Convergence in the security and surveillance industry traditionally refers to integrating access control panels, video management systems, alarm sensors and the like into a cohesive IP-based solution to achieve system-wide interoperability of IP security devices. However, the best practice of convergence when it comes to network infrastructures involves assimilating all systems within an organization onto a common network infrastructure. In many ways, traditional security and access control departments have operated independently of various other departments within an organization, but the security and access control systems of today are no longer the only building system on the network.

Today’s network infrastructures support multiple systems from numerous departments on a common network that is managed by a single IT department. As a result, the security and access control department is being forced to share its network infrastructure with numerous other departments, including ventilation, lighting, power systems, communications and data technologies.

In order to successfully collaborate with other departments and systems on the network infrastructure, security professionals need to adopt the best practice of converging and integrating with non-security departments, as well as building a solid partnership with the IT department. Converging allows all systems to be viewed from a holistic perspective so the network infrastructure can be optimized to operate at peak performance.

Best Practice 3: Adopt an Open Standards Platform

Building a network infrastructure using an open, standards-based platform allows you to use the latest and greatest technology from multiple manufacturers instead of using the technology from a single manufacturer in an end-to-end system. Creating an open system also increases your bargaining power by allowing you to request quotes from multiple manufacturers for competitive bidding, whereas, if you purchase an end-to-end system, you are restricted to purchasing only a single manufacturer’s products. If you are already “spec’d in,” the manufacturer of an end-to-end system may not have an incentive to offer price breaks or discounts. With end-to-end systems, you may also run the risk of voiding warranty agreements if you install another brand of technology in the system.

Fortunately, cabling technologies are designed to be used in interoperable, open systems. All structured cabling manufactures must comply with cabling standards from Underwriters Laboratories (UL), Intertek Group (ETL) and National Electrical Code (NEC), as well as the design and engineering standards of the EIA/TIA Commercial Building Wiring Standards, which means you are free to choose any brand of cable and components as long as it meets industry standards. The TIA’s Commercial Building Wiring Standard (TIA-568) was established to encourage interoperability by allowing diverse manufacturers the opportunity to build equipment and components that interoperate instead of mandating end-to-end systems.
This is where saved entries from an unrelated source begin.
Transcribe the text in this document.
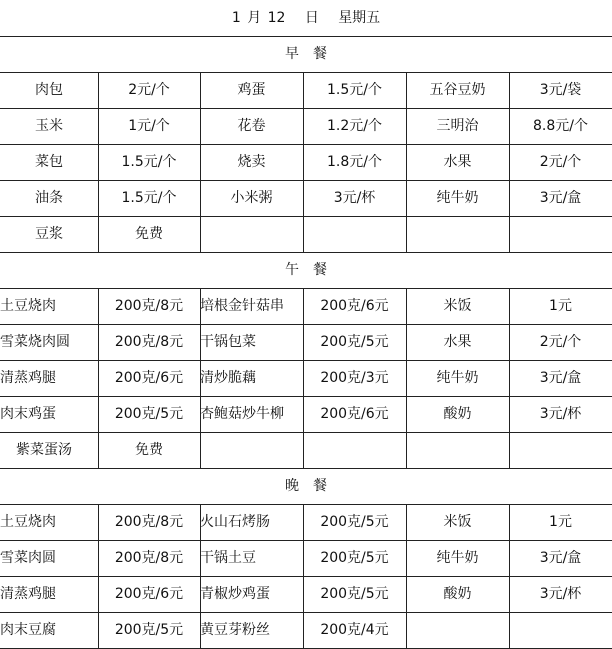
1 月 12 日 星期五
早　餐
肉包	2元/个	鸡蛋	1.5元/个	五谷豆奶	3元/袋
玉米	1元/个	花卷	1.2元/个	三明治	8.8元/个
菜包	1.5元/个	烧卖	1.8元/个	水果	2元/个
油条	1.5元/个	小米粥	3元/杯	纯牛奶	3元/盒
豆浆	免费
午　餐
土豆烧肉	200克/8元	培根金针菇串	200克/6元	米饭	1元
雪菜烧肉圆	200克/8元	干锅包菜	200克/5元	水果	2元/个
清蒸鸡腿	200克/6元	清炒脆藕	200克/3元	纯牛奶	3元/盒
肉末鸡蛋	200克/5元	杏鲍菇炒牛柳	200克/6元	酸奶	3元/杯
紫菜蛋汤	免费
晚　餐
土豆烧肉	200克/8元	火山石烤肠	200克/5元	米饭	1元
雪菜肉圆	200克/8元	干锅土豆	200克/5元	纯牛奶	3元/盒
清蒸鸡腿	200克/6元	青椒炒鸡蛋	200克/5元	酸奶	3元/杯
肉末豆腐	200克/5元	黄豆芽粉丝	200克/4元
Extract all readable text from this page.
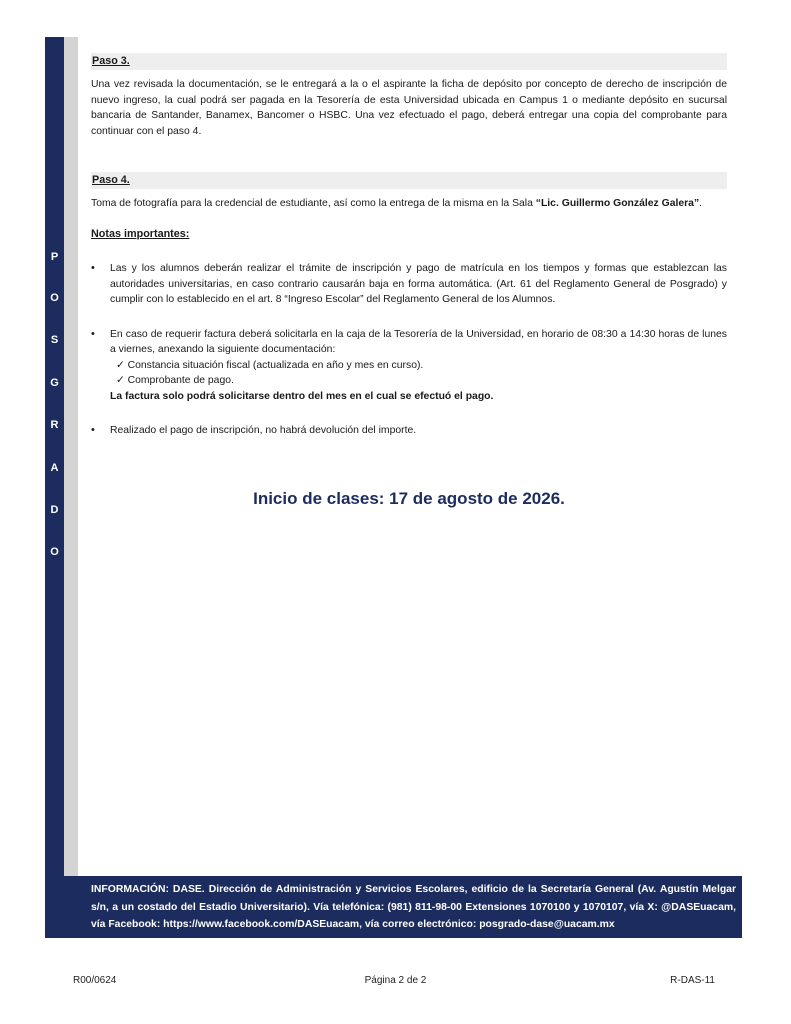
P
O
S
G
R
A
D
O
Paso 3.

Una vez revisada la documentación, se le entregará a la o el aspirante la ficha de depósito por concepto de derecho de inscripción de nuevo ingreso, la cual podrá ser pagada en la Tesorería de esta Universidad ubicada en Campus 1 o mediante depósito en sucursal bancaria de Santander, Banamex, Bancomer o HSBC. Una vez efectuado el pago, deberá entregar una copia del comprobante para continuar con el paso 4.

Paso 4.

Toma de fotografía para la credencial de estudiante, así como la entrega de la misma en la Sala “Lic. Guillermo González Galera”.

Notas importantes:
• Las y los alumnos deberán realizar el trámite de inscripción y pago de matrícula en los tiempos y formas que establezcan las autoridades universitarias, en caso contrario causarán baja en forma automática. (Art. 61 del Reglamento General de Posgrado) y cumplir con lo establecido en el art. 8 “Ingreso Escolar” del Reglamento General de los Alumnos.
• En caso de requerir factura deberá solicitarla en la caja de la Tesorería de la Universidad, en horario de 08:30 a 14:30 horas de lunes a viernes, anexando la siguiente documentación:
✓ Constancia situación fiscal (actualizada en año y mes en curso).
✓ Comprobante de pago.
La factura solo podrá solicitarse dentro del mes en el cual se efectuó el pago.
• Realizado el pago de inscripción, no habrá devolución del importe.
Inicio de clases: 17 de agosto de 2026.
INFORMACIÓN: DASE. Dirección de Administración y Servicios Escolares, edificio de la Secretaría General (Av. Agustín Melgar s/n, a un costado del Estadio Universitario). Vía telefónica: (981) 811-98-00 Extensiones 1070100 y 1070107, vía X: @DASEuacam, vía Facebook: https://www.facebook.com/DASEuacam, vía correo electrónico: posgrado-dase@uacam.mx
R00/0624	Página 2 de 2	R-DAS-11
Best Practice 4: Manage Bandwidth

One of the biggest challenges facing organizations today is managing bandwidth and surveillance video can exacerbate bandwidth challenges. Network infrastructures are continuing to become more capable of transmitting larger amounts of data; however, the resolution of security cameras is also increasing rapidly and continuing to test the limits of network infrastructures.

The bandwidth provided by Category 5e cables is already proving to be obsolete as demand for bandwidth continues to increase. In fact, Category 5e cables may no longer be recognized as a standard for horizontal cabling if proposed recommendations are approved for the TIA-942-A standard, which is expected to be finalized sometime in 2012. The bandwidth of a Category 5e cable is 87 percent utilized with gigabit Ethernet, which doesn’t leave much room for error. Though Category 5e may be capable of carrying gigabit Ethernet, these cables limit the future uses of an infrastructure, especially as it relates to surveillance video. Currently, Category 6 and Category 6a cables are the recommended standard, but fiber optic systems show the most potential for providing enough bandwidth and reliability at a low enough cost to meet bandwidth demands for the next decade, especially as the use of video increases. When possible, install one category of cable higher than your current needs to stay ahead of bandwidth demand.